Once you’ve got your idea-germ, the trick is in taking specific details that surface in the Petri dish of your brain and culturing them into a complete, dynamic arc. This sounds so much fancier than it is! But that’s the gist of narrative: beginning, middle, end; exposition, action, climax, resolution; whatever. You probably know these things fairly intuitively, so don’t sweat mapping everything out to the last detail—as you let ideas percolate in your head, they just sort of fall into place.
But! You can still tease them out, like so. Daydream your way to a novel!
Option 1: you have a character. If you’re like me, the character is NOT AT ALL complete when you first imagine (encounter? discover?) her or him—there’s just a strong feeling about the way they act, or a specific reaction they have in one moment, or even a physical description of what you want them to look like. All valid! Once you’ve got that little bit, then you need to extrapolate outwards and make them into a whole person.
For example, let’s say you want to write about some badass lady with a nose ring who lives in New York. You really have no idea what she’s about except that 1. she has a nose ring and 2. she lives in New York, but for some reason those things are really speaking to you. Who knows why this happens? Anyway, take those two attributes and connect them to her emotional state: what’s with the piercing? Why New York? Then, once you know how she feels about herself, via these two things, spin them out into what she wants. Maybe she hates New York and wants to leave. Maybe she desperately needs to cure the tetanus she got from the shady piercing salon. And finally, once you’ve got the wants down, throw a wrench into her path with some obstacles. She’s broke. She just got fired. She doesn’t trust doctors because her father was a doctor and he emptied out her college fund.
This is a really janky way of getting to what all the writing books call “goal-motivation-conflict.” I’m not big on thinking of it that way because it feels artificial, but in the end, you do need those three things to make a story. The story is the story of the character overcoming the odds (or not) because of whatever particular fire is burning in their belly. And the most important thing, I think, is why this particular conflict is happening to this particular person. It’s cruel, but you once you know your character, you have to throw them under the bus and into the lion’s den: give them the one thing that crashes into their beliefs, challenges their strengths, and plays to their weaknesses.
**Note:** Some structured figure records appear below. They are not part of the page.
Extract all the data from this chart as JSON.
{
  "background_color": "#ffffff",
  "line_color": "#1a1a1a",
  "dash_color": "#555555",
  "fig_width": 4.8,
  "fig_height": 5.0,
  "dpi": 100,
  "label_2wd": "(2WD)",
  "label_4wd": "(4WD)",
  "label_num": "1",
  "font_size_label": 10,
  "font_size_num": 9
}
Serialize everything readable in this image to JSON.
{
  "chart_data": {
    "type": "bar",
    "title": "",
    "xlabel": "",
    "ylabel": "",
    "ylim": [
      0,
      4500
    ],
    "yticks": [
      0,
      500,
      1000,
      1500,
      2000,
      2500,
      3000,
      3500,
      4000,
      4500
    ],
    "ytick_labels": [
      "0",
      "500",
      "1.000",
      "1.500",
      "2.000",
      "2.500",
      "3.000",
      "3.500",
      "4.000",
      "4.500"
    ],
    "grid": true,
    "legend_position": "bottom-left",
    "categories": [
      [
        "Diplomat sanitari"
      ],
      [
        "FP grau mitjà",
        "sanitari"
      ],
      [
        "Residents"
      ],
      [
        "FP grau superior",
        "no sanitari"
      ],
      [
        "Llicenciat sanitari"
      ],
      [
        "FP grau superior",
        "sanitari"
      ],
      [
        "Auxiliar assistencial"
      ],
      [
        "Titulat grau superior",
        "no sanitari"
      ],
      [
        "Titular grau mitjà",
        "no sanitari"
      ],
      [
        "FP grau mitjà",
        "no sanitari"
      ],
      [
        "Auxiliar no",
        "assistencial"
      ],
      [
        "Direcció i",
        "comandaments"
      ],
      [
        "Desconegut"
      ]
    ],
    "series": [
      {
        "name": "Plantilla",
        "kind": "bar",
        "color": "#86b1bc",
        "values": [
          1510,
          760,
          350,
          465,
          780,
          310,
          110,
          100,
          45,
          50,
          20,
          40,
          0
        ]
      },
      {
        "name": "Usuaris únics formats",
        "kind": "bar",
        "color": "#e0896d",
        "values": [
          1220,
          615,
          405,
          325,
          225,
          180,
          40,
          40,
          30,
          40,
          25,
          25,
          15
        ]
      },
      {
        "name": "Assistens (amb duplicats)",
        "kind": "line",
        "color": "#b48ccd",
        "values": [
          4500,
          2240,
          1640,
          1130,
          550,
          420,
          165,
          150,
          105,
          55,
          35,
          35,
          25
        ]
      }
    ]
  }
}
Why is this problem in particular the worst thing that could happen to this particular person? THEN you’ve got intrigue (though it doesn’t have to be HEAVY and dramatic—it could be as fluffy as “Jane is a timid high school senior who’s suddenly confronted with her worst nightmare: she’s the lead in the musical! Oh noes!”)
Option 2: you have a plot. Basically, you’re going to do the same thing, in reverse. For example (based on a true fictional story I wrote once!), let’s say you really want to write about a girl who suddenly finds herself saddled with the responsibility of writing the anonymous advice column for her high school paper. What kind of person would get in the most trouble if this happened? I made Emily (my heroine) a good but highly private writer (she’s a fanfiction nerd) who doesn’t have a great grasp on social interaction…but has to take the column as extra credit or she’ll flunk English (too much daydreaming about Harry Potter makes for bad grades). This worked pretty well because she messed up a lot writing the column, and hijinks ensued! Then, I worked to bend the arc of the narrative towards some mild lesson-learning (trust your friends, be true to yourself, blah blah blah) and all’s well that ends well (what?! it’s a romantic comedy!).
The takeaway here is that if you know the kind of situation you want in your story, you can also use that to suggest character—and character, ultimately, is what makes or breaks your story. The real trick is getting your plot and characters to weave together, affect each other reciprocally, and most important, change over the course of the story, thus creating something bigger than the sum of their parts (or, as an English teacher would call it, theme).
Phew. You made it. Now answer me this: what potential next-time sounds good? Research? Plotting? Advanced Butt-in-Chair Studies?